Thursday, January 05, 2012

Hamas says Gaza ‘not occupied;’ UN disagrees

HILLEL C. NEUER

GENEVA – The UN continues to label the Gaza Strip “occupied” by Israel, despite a Hamas leader stating this week that that’s no longer a tenable position.

Hamas co-founder Mahmoud Zahar confirmed Tuesday there is no Israeli occupation of Gaza, according to a report published by Ma’an, a Bethlehem- based Palestinian news agency.

Zahar was casting doubt on whether Hamas would organize anti-Israel marches in Gaza in conjunction with similar protests that the Fatah-controlled Palestinian Authority would organize in the West Bank.

“Against whom could we demonstrate in the Gaza Strip? When Gaza was occupied, that model was applicable,” Zahar said. The radical Islamist organization has merely recognized the obvious: that after Israel in 2005 dismantled its military administration in Gaza, forcibly evicted all Israeli residents and withdrew every last soldier, Israel no longer occupies the territory by any legal definition or other sense of the term.

Whatever external control Israel – and Egypt - may exercise, everyone in Gaza knows that Hamas rules the territory with an iron fist.

THE HAMAS statement follows growing recognition among international lawyers that the UN’s resistance to holding Palestinians responsible for territory they control is outdated.

Four-and-a-half years after seizing power in Gaza, Hamas runs its own police, courts, jails, schools, media and social services, noted Abraham Bell and Dov Shefi, two international legal experts, in a 2010 research paper for the University of San Diego law school.

Hamas regulates business activities, banks and land registries. It levies taxes, controls its own borders and even imposes a dress code. In sum, wrote Bell and Shefi, Hamas operates “a functioning and fully independent local civil government, buttressed by armed forces.”

Similarly, in an article published in the American University International Law Review, Elizabeth Samson concluded that under the Geneva Conventions and international judicial precedents, Gaza can no longer be considered occupied because Israel, despite its ability to exercise certain powers over the area, no longer exercises “effective control,” the litmus test for what qualifies as occupation.

Under Israel’s own law, the country’s Supreme Court ruled in 2008 that the Jewish state had disengaged from Gaza and no longer exercised “effective control over what occurred there.”

Now that Hamas itself has publicly recognized this reality, the UN’s refusal to do the same is less defensible than ever. The organization’s official policy has not changed since Secretary General Ban Ki-moon’s spokesman, Farhan Haq, declared in 2008 that “the UN defines Gaza, the West Bank and east Jerusalem as occupied Palestinian territory.”

In 2009, the UN’s Goldstone Report claimed that “the international community continues to regard [Israel] as the occupying Power” in Gaza, and cited to the UN Human Rights Council resolution that created their inquiry, which referred to “the Occupied Palestinian Territory, particularly in the occupied Gaza Strip.”

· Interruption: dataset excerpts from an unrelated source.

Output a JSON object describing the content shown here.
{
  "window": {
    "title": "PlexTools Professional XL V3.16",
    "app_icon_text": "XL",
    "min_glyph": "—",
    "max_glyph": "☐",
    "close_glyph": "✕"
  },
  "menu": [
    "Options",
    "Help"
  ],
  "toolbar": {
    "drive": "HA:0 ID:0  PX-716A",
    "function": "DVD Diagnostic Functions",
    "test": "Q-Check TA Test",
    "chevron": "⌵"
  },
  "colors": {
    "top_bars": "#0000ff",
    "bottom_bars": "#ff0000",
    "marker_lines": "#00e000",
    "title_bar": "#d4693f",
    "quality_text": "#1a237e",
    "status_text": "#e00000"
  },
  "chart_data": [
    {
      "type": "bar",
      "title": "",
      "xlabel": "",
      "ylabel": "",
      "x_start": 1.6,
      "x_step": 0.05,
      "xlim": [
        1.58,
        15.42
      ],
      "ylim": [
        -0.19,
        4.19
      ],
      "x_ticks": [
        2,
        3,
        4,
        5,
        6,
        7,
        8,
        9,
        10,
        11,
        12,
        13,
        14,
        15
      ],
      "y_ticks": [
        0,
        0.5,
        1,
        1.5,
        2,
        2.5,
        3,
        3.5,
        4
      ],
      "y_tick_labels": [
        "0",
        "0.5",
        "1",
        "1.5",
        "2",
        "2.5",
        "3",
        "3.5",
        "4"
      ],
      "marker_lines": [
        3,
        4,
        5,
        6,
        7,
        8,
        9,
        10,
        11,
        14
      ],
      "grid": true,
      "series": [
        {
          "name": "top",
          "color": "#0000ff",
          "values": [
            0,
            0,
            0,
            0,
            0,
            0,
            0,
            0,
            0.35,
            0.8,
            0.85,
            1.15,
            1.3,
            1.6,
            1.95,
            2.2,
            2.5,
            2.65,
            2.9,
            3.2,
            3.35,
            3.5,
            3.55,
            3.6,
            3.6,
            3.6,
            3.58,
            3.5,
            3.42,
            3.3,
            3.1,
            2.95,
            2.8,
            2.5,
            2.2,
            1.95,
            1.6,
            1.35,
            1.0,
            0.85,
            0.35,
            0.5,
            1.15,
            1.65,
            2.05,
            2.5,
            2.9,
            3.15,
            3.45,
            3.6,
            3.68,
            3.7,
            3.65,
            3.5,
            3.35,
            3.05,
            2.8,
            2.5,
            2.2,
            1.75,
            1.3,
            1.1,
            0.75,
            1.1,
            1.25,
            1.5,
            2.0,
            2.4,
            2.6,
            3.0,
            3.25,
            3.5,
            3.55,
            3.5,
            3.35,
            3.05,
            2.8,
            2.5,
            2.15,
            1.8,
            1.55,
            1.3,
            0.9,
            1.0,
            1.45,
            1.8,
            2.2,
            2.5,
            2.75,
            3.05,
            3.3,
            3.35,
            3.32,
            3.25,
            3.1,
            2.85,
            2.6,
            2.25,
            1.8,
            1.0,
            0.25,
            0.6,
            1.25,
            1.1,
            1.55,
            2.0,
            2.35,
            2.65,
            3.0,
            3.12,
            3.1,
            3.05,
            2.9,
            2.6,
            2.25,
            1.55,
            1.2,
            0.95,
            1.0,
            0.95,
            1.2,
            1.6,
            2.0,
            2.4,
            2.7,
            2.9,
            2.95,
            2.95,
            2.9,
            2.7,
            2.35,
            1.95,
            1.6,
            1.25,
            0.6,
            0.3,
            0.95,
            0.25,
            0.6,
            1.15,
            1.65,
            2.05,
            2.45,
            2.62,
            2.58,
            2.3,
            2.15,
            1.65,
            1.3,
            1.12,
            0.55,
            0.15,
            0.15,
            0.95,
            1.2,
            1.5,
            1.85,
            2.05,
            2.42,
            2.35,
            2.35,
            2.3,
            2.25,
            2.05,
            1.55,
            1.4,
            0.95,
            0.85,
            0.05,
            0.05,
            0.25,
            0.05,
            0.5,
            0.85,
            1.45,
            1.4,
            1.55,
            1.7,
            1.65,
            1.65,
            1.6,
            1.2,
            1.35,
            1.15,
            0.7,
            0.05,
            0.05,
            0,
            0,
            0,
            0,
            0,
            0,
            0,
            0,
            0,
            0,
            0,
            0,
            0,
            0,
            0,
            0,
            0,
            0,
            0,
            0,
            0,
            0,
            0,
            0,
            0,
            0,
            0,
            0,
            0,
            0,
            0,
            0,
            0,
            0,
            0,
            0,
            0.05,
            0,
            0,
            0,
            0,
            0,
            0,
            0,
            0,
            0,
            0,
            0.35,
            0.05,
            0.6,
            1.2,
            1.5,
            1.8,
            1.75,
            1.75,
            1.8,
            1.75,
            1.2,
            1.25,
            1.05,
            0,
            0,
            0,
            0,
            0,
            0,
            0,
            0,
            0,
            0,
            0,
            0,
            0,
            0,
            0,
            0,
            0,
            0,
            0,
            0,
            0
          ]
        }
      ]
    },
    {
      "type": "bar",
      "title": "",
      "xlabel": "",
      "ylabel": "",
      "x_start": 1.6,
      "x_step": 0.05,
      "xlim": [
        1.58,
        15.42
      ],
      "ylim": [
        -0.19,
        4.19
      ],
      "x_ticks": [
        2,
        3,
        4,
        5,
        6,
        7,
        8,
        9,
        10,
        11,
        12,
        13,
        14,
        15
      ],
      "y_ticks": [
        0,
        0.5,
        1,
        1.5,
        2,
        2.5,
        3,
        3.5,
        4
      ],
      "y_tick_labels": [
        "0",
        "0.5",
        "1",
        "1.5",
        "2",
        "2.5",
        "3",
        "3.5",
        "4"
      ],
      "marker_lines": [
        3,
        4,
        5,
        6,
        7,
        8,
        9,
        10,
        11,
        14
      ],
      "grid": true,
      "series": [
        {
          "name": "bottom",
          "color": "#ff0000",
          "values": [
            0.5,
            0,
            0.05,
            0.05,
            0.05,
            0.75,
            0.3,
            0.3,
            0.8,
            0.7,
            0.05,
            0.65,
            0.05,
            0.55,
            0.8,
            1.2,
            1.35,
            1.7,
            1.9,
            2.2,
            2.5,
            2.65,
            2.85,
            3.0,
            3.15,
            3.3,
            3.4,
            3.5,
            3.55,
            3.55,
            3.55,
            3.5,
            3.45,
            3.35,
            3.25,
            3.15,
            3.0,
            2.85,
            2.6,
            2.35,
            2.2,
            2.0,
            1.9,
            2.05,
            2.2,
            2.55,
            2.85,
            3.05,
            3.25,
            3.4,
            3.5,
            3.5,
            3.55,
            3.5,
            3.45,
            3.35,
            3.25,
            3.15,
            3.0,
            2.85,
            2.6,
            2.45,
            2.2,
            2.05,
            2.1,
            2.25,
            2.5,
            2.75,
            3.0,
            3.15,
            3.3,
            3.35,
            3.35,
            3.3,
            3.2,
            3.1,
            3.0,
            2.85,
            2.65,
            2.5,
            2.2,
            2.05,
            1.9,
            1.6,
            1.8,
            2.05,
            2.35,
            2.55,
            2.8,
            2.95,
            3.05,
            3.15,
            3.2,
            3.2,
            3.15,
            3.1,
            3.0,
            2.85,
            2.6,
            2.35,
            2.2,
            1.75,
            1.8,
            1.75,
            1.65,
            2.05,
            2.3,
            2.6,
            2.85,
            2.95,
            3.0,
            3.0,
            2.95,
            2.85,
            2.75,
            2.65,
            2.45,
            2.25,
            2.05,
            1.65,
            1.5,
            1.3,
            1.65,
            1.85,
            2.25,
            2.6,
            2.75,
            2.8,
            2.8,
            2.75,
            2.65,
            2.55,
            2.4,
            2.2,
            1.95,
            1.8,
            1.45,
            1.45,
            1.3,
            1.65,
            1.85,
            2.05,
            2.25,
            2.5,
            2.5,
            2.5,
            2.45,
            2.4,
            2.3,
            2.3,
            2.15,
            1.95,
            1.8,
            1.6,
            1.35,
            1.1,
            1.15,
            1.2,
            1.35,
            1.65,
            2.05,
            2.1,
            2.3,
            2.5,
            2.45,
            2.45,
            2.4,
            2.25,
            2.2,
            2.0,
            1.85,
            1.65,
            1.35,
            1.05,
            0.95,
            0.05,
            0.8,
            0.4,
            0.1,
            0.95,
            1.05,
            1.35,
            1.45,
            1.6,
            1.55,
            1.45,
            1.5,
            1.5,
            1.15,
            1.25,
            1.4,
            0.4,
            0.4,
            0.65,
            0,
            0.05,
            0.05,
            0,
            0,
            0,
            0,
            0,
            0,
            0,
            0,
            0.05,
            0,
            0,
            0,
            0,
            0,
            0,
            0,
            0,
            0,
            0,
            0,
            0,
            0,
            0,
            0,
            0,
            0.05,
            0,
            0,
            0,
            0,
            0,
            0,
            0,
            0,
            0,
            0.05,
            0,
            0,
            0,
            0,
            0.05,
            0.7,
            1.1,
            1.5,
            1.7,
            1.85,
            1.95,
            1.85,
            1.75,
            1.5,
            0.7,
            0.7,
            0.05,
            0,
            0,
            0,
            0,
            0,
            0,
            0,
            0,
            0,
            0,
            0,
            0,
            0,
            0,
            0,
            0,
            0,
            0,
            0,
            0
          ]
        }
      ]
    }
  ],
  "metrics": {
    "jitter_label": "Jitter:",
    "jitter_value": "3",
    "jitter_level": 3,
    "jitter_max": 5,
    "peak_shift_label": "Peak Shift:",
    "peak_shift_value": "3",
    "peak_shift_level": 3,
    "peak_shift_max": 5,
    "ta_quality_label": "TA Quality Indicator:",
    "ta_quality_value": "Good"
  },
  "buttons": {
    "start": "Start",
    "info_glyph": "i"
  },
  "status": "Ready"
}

This terminology continues to appear:

• A September 22 report in the name of the secretary- general speaks of a UN mission’s visit to the “occupied Palestinian territory, specifically the Gaza Strip.”

• In May, Richard Falk, the UN Human Rights Council’s permanent investigator on alleged Israeli violations, referred to the “occupied Gaza Strip.”

• A UN fact sheet on “the Occupied Palestinian Territory” includes Gaza.

THERE IS a certain paradox in all of this. Even as a key UN agency, UNESCO, recently recognized “Palestine” – which includes Gaza – as a full and independent member of its organization, the UN continues to use the “occupied” terminology.

The inconsistency isn’t new. For decades, the UN’s policy toward the Palestinians has been marked by a fundamental contradiction: giving them maximum privileges within the organization, while demanding minimum responsibilities.

But absolving Palestinians of basic responsibility hasn’t helped them one iota. On the contrary, Palestinian citizens are the main losers when those that directly govern and police them are never seriously held accountable for their actions.

It’s time for the UN to drop its intransigent insistence on a legal position that has the effect, if not intent, of justifying Palestinian terrorism as “resistance to occupation,” undermining Israel’s ability to invoke its inherent right of self-defense against deadly rockets fired from Gaza, and, not least, dehumanizing Israelis as the demonic and faceless “occupier.”

And if the UN really wants to advance Palestinian self-rule and help Palestinians achieve sustainable independence, it must help, rather than hinder, the Palestinians develop a healthy culture of self-rule. The world body must stop patronizing them with a legal fiction designed to sustain a permanent state of grievance and absolve them of any responsibility.

Hillel C. Neuer, an international lawyer, is executive director of the Geneva-based UN Watch.